A pingback is a special type of comment created when you link to another blog post, as long as the other blog accepts pingback.
In this guide
To create a pingback, create a link (i.e., clickable text) to another WordPress blog post from within a blog post or a page on your own site. If that post has pingbacks enabled, the blog owner will see a pingback appear in their comments section.
Think of a pingback as an automated comment. Here is an example:
- Let’s say you write a post titled “Great Post” and publish it.
- One of your readers, who also has a website, really liked your “Great Post” and wanted to write their own post and link back to “Great Post.”
- You get a notification when they place a link to “Great Post” on their website.
- This notification is the “pingback.” The pingback tells you and other website visitors: “Hey! Someone put a link to your post on their website”.
This notification then displays a special type of comment linking to their post. Pingbacks appear mixed in with any other comments on the post:

The example above is from a blog using the Ryu theme. Comments are styled differently for each theme, so pingbacks on your blog won’t necessarily look like the image above.
To disable pingbacks on every post you publish, go to My Sites → Settings → Discussion and toggle off the option “Allow link notifications from other blogs (pingbacks and trackbacks).”

You can also disable pingbacks on individual posts by checking under Discussion in the post’s settings.
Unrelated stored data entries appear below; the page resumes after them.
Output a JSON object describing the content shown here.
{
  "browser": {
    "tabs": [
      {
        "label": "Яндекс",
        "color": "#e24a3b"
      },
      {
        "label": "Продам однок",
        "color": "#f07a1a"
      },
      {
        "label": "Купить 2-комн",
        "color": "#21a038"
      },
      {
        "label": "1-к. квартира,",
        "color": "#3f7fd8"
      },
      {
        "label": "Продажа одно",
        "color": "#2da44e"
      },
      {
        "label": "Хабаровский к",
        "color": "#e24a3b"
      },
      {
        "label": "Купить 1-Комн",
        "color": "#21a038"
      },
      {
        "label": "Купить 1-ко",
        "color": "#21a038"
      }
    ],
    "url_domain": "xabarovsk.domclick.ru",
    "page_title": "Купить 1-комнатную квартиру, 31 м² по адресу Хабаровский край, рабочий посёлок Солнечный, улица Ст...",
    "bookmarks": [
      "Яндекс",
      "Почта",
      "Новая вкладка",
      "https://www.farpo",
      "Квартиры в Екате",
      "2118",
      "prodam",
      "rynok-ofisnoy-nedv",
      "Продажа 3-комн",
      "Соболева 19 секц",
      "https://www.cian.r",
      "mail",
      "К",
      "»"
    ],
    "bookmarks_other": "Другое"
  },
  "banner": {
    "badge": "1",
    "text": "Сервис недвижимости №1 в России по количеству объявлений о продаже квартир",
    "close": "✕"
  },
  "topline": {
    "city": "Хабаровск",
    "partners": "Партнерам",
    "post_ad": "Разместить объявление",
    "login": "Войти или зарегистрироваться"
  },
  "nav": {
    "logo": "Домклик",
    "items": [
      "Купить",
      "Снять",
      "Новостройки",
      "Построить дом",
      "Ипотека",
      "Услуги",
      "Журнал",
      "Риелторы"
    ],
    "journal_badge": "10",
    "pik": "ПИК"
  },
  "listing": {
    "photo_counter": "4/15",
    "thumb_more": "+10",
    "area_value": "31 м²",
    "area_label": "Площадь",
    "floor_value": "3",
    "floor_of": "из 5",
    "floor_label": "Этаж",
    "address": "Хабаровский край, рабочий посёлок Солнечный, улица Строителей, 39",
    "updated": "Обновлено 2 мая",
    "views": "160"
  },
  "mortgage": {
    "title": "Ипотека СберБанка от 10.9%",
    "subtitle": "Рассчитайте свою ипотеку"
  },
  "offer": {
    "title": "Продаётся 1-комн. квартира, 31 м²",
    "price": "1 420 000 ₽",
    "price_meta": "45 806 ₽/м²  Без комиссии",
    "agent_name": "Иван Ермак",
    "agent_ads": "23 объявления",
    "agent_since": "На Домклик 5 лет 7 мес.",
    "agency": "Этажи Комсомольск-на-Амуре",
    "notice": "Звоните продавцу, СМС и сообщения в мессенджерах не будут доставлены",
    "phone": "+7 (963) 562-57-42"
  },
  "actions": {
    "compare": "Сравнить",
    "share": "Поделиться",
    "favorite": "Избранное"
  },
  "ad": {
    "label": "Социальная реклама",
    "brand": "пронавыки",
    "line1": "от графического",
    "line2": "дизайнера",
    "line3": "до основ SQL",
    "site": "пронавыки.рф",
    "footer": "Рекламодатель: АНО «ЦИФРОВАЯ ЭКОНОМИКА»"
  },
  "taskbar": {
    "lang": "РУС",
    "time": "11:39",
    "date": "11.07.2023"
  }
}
Disabling pingbacks will prevent the pingback from showing in your comments section. It doesn’t prevent people from linking to your posts.
Self-pings (pingbacks that happen when you link to your blog posts) are useful to some but annoying to others. If you’d prefer, you can stop your blog from pinging itself by using a shortened version of your URL for the link.
Usually, when you create a link, the entire URL including http://
is used. That will cause a self-ping.
To prevent self-pings, remove the domain from the link, keeping only the slug, i.e., the part of the URL that comes after the “.com.”
So instead of this:
https://wordpress.com/blog/2009/03/26/twitter-widget
use only this:
/2009/03/26/twitter-widget
The editor may add the full domain address back into the link. To check, switch to the HTML version and make sure the link is displayed correctly in the href attribute for the link before publishing. Also, the relative link structure suggested above only works within the blog itself. The links will be invalid when used outside of the blog, like in subscription emails.
Many services want a “ping” from you to know you’ve updated so they can index your content. WordPress.com handles this automatically for you. When you post, we send a ping using Ping-o-Matic!, a service that pings several different search providers all at once, including My Yahoo! and Google Blog Search.
Pings are automatically sent if you have a public blog. If your blog is private or if you block search engines, pings will not be sent.